Sorte do Álvaro. No tempo em que festejavam o dia dos seus anos, ele era feliz e ninguém estava morto.
Minha infância foi enterrada cedo, num sarcófago.
Era meu aniversário de cinco anos. O festejo, uma excursão familiar à Quinta da Boa Vista. Kombi do pai apinhada de primos, tios e avós.
Não gostei dos bichos presos. Inundei a roupa nova de suco do piquenique. Rolei na grama e ardi em urticária. Minha irmã menor chorava, medo da girafa. Ainda tinha o museu.
O museu era um lugar esquisito.
Me prometeram ver a coroa do rei, mas não tinha coroa do rei. Só bebês boiando em potes, peixe-espada, dinossauro, meteoro, roupas de índio, índio lá usava roupa.
Uma cabeça sem nariz! A cabeça de quem? Por que tinha o nariz carcomido? Não hesitaram em me dar a resposta providencial: os bichos comeram o nariz, porque a moça metia o dedo sujo pra arrancar meleca. Por muito tempo não futiquei o nariz impunemente.

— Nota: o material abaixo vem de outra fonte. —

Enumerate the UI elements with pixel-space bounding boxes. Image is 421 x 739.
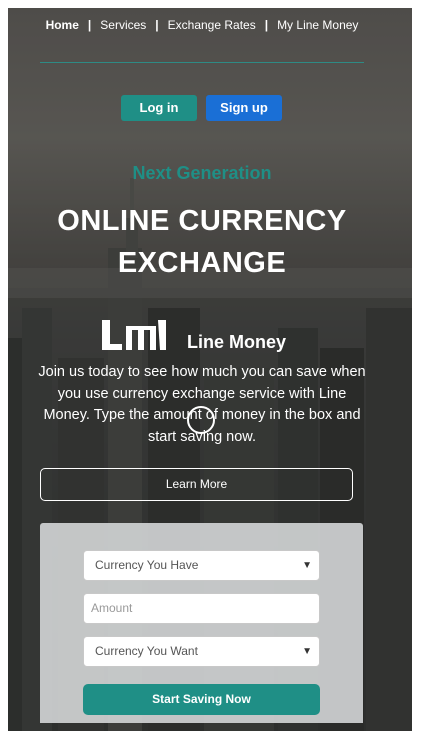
amount-input[interactable]: Amount xyxy=(83,593,320,624)
nav-my-line-money[interactable]: My Line Money xyxy=(277,18,358,32)
login-button[interactable]: Log in xyxy=(121,95,197,121)
signup-button[interactable]: Sign up xyxy=(206,95,282,121)
dropdown-arrow-icon: ▼ xyxy=(302,646,312,657)
currency-want-select[interactable]: Currency You Want ▼ xyxy=(83,636,320,667)
nav-services[interactable]: Services xyxy=(100,18,146,32)
nav-exchange-rates[interactable]: Exchange Rates xyxy=(168,18,256,32)
nav-separator: | xyxy=(87,18,92,32)
headline-line-1: ONLINE CURRENCY xyxy=(57,205,347,237)
currency-want-value: Currency You Want xyxy=(95,644,198,658)
exchange-form-panel: Currency You Have ▼ Amount Currency You … xyxy=(40,523,363,723)
mouse-cursor-indicator xyxy=(187,406,215,434)
headline-line-2: EXCHANGE xyxy=(117,247,287,279)
learn-more-button[interactable]: Learn More xyxy=(40,468,353,501)
main-nav: Home | Services | Exchange Rates | My Line Mon… xyxy=(40,14,364,37)
intro-text: Join us today to see how much you can sa… xyxy=(38,364,366,445)
currency-have-select[interactable]: Currency You Have ▼ xyxy=(83,550,320,581)
hero-headline: ONLINE CURRENCY EXCHANGE xyxy=(0,200,404,284)
hero-tagline: Next Generation xyxy=(132,163,272,183)
nav-divider xyxy=(40,62,364,63)
dropdown-arrow-icon: ▼ xyxy=(302,560,312,571)
nav-home[interactable]: Home xyxy=(46,18,79,32)
line-money-logo-icon xyxy=(102,320,166,350)
nav-separator: | xyxy=(155,18,159,32)
currency-have-value: Currency You Have xyxy=(95,558,199,572)
start-saving-button[interactable]: Start Saving Now xyxy=(83,684,320,715)
brand-name: Line Money xyxy=(187,332,287,352)
nav-separator: | xyxy=(264,18,269,32)
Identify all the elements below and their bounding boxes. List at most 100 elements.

Um sarcófago! O que tinha lá dentro? Não me deram uma resposta providencial. Ergueram-me de súbito. Uma Múmia. A visão apavorante de algo que lembrava um rosto. As perguntas sem fim sobre a vida e a morte. A inabilidade de quem respondia. A infância arruinada.
Meses depois, novamente ergueram meu minúsculo corpo pra ver o bisavô morto. A palidez e as narinas de algodão, do vô de neve, sentado no banco da cozinha, da casa fria de chão de madeira, no alto da serra.
Depois desses eventos passei a ter medo. De perder as pessoas, de perder a vida, de perder o nariz.
Malditos os que erguem crianças e lhes roubam a paz.
Ps.: no dia em queimaram bebês, peixe-espada, meteoro, roupas de índio, moça sem nariz, múmia e sarcófago, eu chorei também a perda da minha história.
5 Comments
Gostei de como vc trabalhou um acontecimento recente a partir de uma questão pessoal da narradora – o passado no presente, mas um passado que é apagado não só pelo tempo mas porque não se dá importância a ele.
Um passeio ao museu como rito de passagem. A consciência da morte, das doenças, dos mistérios e medos. Lindo. Incluindo-se o link com o rito de passagem político, o fascismo logo ali, após o museu arder em chamas.
Gostei muito Vaneska, um texto original e sarcástico sobre um tema tabu.
Nossa, excelente texto. Preciso, afiado e cortante! E também uma bela e dolorida homenagem aos mortos: infância e museu.
Adorei o início e o final ( P.S.) das suas reminiscências. Texto arguto, verdadeiro.. Você mexeu, de forma concisa em vários temas ao mesmo tempo. Evocativo e bonito, Vaneska! Sim, ” Malditos os que erguem crianças e lhes roubam a paz.”